| HN Mirror

Y	Hacker News new \| ask \| show \| jobs

by Piezoid 1462 days ago

I can think of many specialized applications where the versatility is superfluous while the size of the model prohibit inference on the edge.

Do you know if there is available methods for shrinking a fine-tuned derivative of such big models?

Beside generating a specialized corpora using the big model and then train a smaller model on it, is there a more direct way to reduce the matrices dimensions while optimizing for a more specific inference problem? How far can we scale down before the need of a different network topology?

2 comments

f38zf5vdt 1462 days ago

You can quantize the model to 8-bit tensors instead of 16- or 32-bit bfloats. NVidia has dedicated hardware in their latest series of GPUs so that they can do inference with 8-bit quantization quickly, and it yields 1/2-1/4x of the model in memory.

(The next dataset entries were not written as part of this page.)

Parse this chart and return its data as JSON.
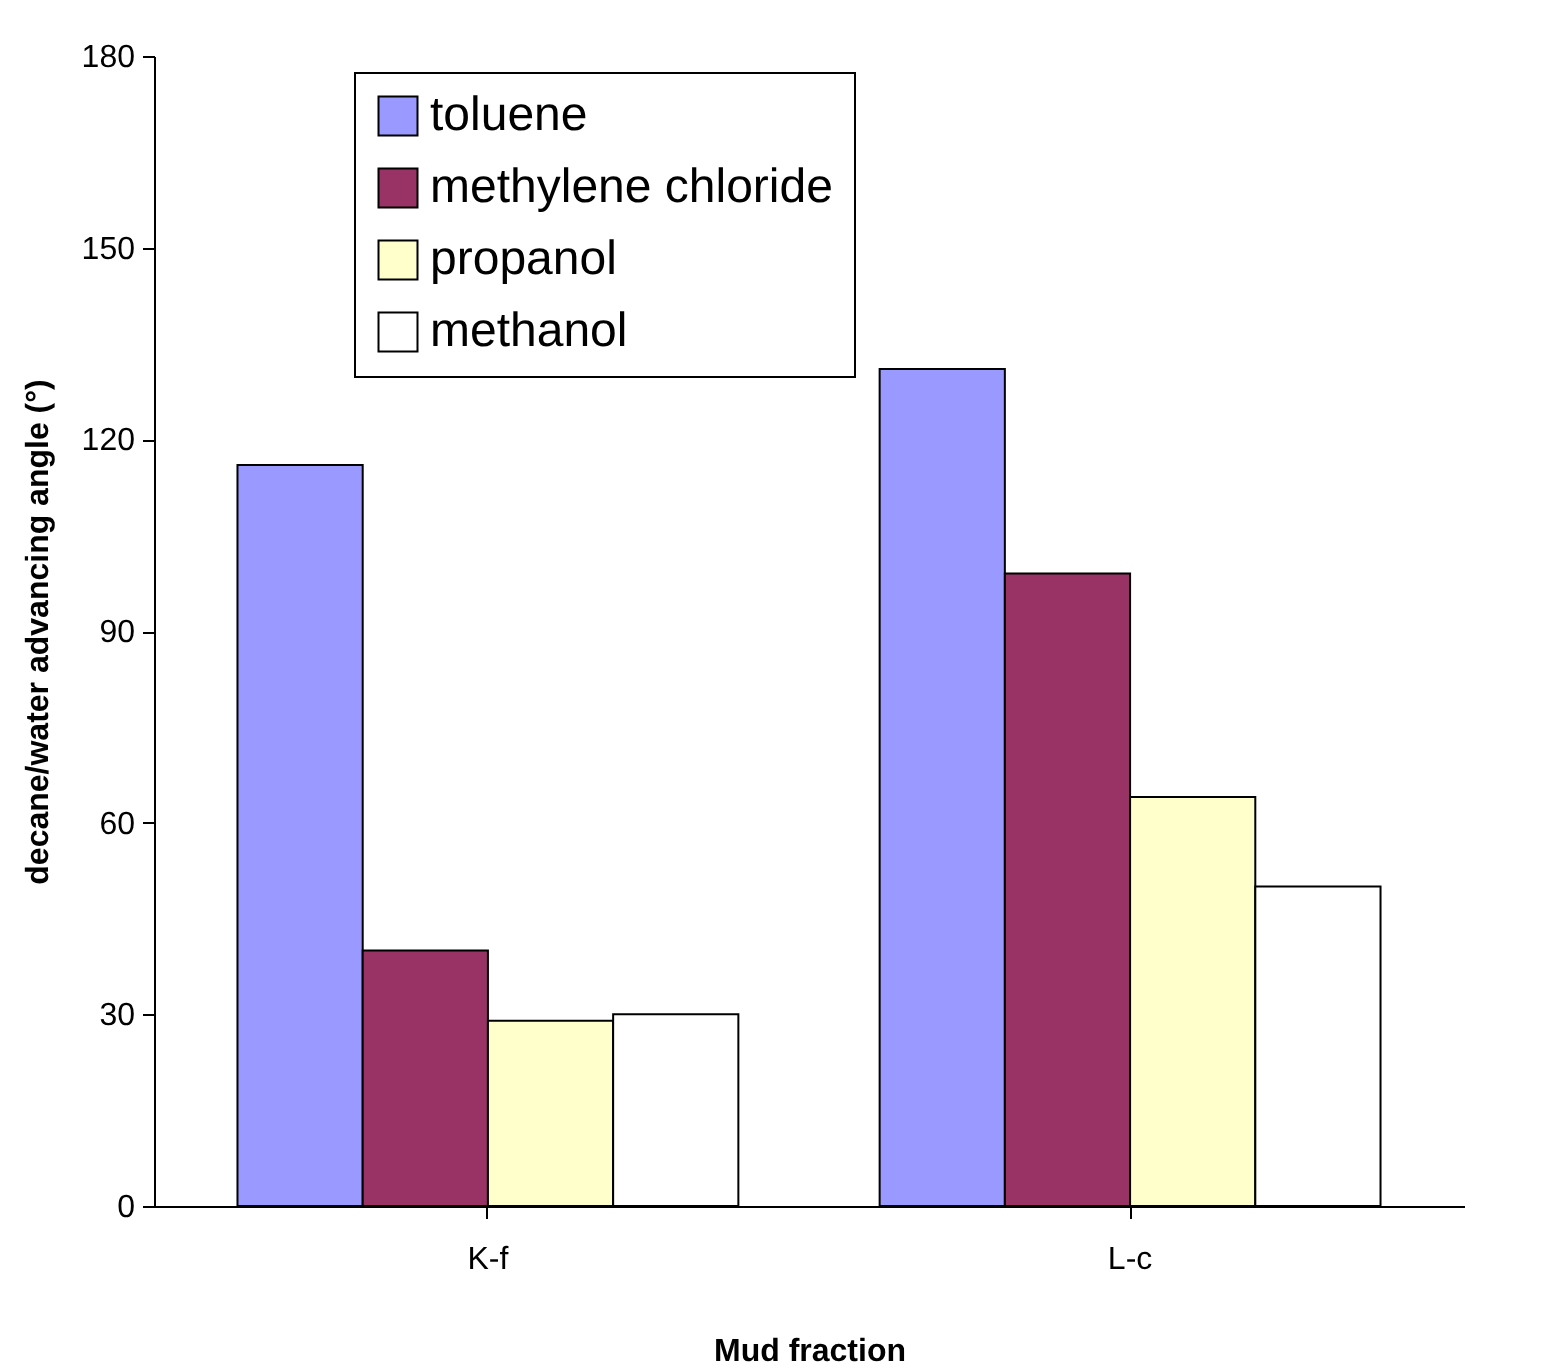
{
  "chart_data": {
    "type": "bar",
    "xlabel": "Mud fraction",
    "ylabel": "decane/water advancing angle (°)",
    "categories": [
      "K-f",
      "L-c"
    ],
    "series": [
      {
        "name": "toluene",
        "color": "#9999ff",
        "values": [
          116,
          131
        ]
      },
      {
        "name": "methylene chloride",
        "color": "#993366",
        "values": [
          40,
          99
        ]
      },
      {
        "name": "propanol",
        "color": "#ffffcc",
        "values": [
          29,
          64
        ]
      },
      {
        "name": "methanol",
        "color": "#ffffff",
        "values": [
          30,
          50
        ]
      }
    ],
    "ylim": [
      0,
      180
    ],
    "yticks": [
      0,
      30,
      60,
      90,
      120,
      150,
      180
    ],
    "grid": false,
    "legend": "top left"
  }
}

There are other tricks that can be used like sparse tensors, which have been applied to language models and can reduce the memory overhead 10-100x.

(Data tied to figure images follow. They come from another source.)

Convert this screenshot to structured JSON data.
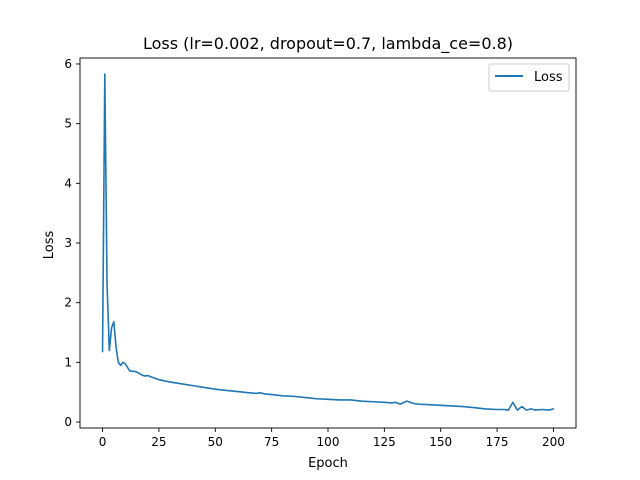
{
  "chart_data": {
    "type": "line",
    "title": "Loss (lr=0.002, dropout=0.7, lambda_ce=0.8)",
    "xlabel": "Epoch",
    "ylabel": "Loss",
    "xlim": [
      -10,
      210
    ],
    "ylim": [
      -0.1,
      6.1
    ],
    "xticks": [
      0,
      25,
      50,
      75,
      100,
      125,
      150,
      175,
      200
    ],
    "yticks": [
      0,
      1,
      2,
      3,
      4,
      5,
      6
    ],
    "grid": false,
    "legend_position": "top-right",
    "series": [
      {
        "name": "Loss",
        "color": "#1f77b4",
        "x": [
          0,
          1,
          2,
          3,
          4,
          5,
          6,
          7,
          8,
          9,
          10,
          11,
          12,
          13,
          14,
          15,
          16,
          17,
          18,
          19,
          20,
          22,
          25,
          30,
          35,
          40,
          45,
          50,
          55,
          60,
          65,
          68,
          70,
          72,
          75,
          80,
          85,
          90,
          95,
          100,
          105,
          110,
          115,
          120,
          125,
          128,
          130,
          132,
          135,
          138,
          140,
          145,
          150,
          155,
          160,
          165,
          170,
          175,
          178,
          180,
          182,
          184,
          186,
          188,
          190,
          192,
          195,
          198,
          200
        ],
        "y": [
          1.18,
          5.83,
          2.3,
          1.2,
          1.58,
          1.68,
          1.25,
          1.0,
          0.95,
          1.0,
          0.98,
          0.92,
          0.86,
          0.85,
          0.85,
          0.84,
          0.82,
          0.8,
          0.78,
          0.77,
          0.78,
          0.75,
          0.71,
          0.67,
          0.64,
          0.61,
          0.58,
          0.55,
          0.53,
          0.51,
          0.49,
          0.48,
          0.49,
          0.47,
          0.46,
          0.44,
          0.43,
          0.41,
          0.39,
          0.38,
          0.37,
          0.37,
          0.35,
          0.34,
          0.33,
          0.32,
          0.33,
          0.3,
          0.35,
          0.31,
          0.3,
          0.29,
          0.28,
          0.27,
          0.26,
          0.24,
          0.22,
          0.21,
          0.21,
          0.2,
          0.33,
          0.2,
          0.26,
          0.2,
          0.22,
          0.2,
          0.21,
          0.2,
          0.22
        ]
      }
    ]
  }
}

See also: "From Dense to Sparse: Contrastive Pruning for Better Pre-trained Language Model Compression"

fishingboy 1462 days ago

As far as I am concerned, there are many ways to compress a model such as quantization, pruning, and knowledge distillation.

By the way, I found a package called BMCook when I browsed the OpenBMB repo, which implements several algorithms and also compares it with other model compression packages. Hope this can help you.